Fortunately, the Unforced Errors editorial board recently used the seed money we received from the shadowy venture capitalists who own us now to purchase our very own Hawk-Eye technology, which enables us to review calls like this in real time. We’re making history today with our first-ever Unforced Errors Editorial Board Challenge.

Here’s our challenge:

For the ATP to be so adamant about finding and taking down owned internet footage – in an age where every sport is competing for increasingly distracted viewers consuming media from an ever-expanding universe of outlets – is absurd. These media-savvy fans are using ATP-owned footage for no other purpose than to make the internet a better place for their fellow fans and promote the ATP’s product, again, for free.

But aside from making itself look like a creepy, fun-hating cyberstalker, punishing its most active and online fans, and depriving itself of free publicity, are there other consequences of ATP’s overly protective stance? In Matthew Willis’ excellent article The Modernisation Of Tennis, which provides a data-based assessment of tennis’s popularity and considers ways the sport can more effectively reach a modern fanbase, he argues that the real casualties of this policy are the consumers who are most vital to the sport’s growth: prospective fans.
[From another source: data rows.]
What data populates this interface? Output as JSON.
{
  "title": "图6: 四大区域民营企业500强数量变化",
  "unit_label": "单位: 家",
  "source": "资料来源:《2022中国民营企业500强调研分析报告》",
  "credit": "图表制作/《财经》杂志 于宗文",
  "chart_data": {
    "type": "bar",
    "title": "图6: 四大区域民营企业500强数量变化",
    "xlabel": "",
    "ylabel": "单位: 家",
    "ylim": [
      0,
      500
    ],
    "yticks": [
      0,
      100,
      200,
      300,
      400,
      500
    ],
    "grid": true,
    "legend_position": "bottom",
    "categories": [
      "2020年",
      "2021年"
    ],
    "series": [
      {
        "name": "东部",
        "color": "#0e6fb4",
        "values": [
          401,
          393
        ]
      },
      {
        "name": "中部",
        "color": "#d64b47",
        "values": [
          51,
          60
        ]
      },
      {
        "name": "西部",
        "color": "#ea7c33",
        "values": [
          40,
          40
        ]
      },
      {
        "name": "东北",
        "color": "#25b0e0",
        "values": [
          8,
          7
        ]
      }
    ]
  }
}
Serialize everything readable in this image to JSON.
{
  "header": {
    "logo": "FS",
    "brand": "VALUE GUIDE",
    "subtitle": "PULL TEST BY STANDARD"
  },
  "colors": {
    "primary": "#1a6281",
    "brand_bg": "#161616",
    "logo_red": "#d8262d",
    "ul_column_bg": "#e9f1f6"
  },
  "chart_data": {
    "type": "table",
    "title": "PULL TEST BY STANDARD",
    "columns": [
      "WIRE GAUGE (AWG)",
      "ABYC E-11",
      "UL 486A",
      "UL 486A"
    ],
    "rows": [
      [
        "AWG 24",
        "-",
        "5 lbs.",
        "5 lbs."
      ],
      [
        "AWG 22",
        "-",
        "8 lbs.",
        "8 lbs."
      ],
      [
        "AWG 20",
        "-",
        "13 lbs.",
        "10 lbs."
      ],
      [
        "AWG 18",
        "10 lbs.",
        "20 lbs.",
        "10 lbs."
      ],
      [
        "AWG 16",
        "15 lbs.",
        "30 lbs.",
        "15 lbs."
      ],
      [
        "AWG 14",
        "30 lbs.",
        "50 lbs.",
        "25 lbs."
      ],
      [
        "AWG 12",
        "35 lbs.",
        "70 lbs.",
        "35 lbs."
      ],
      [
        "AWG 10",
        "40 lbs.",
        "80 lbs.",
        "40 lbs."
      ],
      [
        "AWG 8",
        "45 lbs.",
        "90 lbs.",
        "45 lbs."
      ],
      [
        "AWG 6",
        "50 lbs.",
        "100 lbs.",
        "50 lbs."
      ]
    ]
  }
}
The situation for curious new fans who can’t, or haven’t yet, watched live tennis, and want to check out some exploratory highlights, is even worse.This sport’s archaic rights-holder agreements mean many classic matches and highlight compilations (the vast majority of which are uploaded from unofficial accounts) are immediately hidden on YouTube due to copyright strikes (despite the fact that other sports associations, such as the NBA, have been claiming monetisation but leaving similar highlights up for years thanks to Google’s Content ID).

Alienating your most passionate fans while also making your sport less accessible to people who might be interested in it, if they could just get their hands on some decent content? Sounds like a #badcall to us! 

It is hard to understand it when sports organizations so plainly stumble their way out of what should be a beautiful spot. At the end of the day, all we are asking is for the ATP to make it as easy as possible for people to consume and spread its sport. That way, we can forever work together to bring tennis into the homes of fans, old and new.

You know what they say about Hawk-Eye: it’s never wrong! We all know what the right call is here. Will the ATP be willing to make it?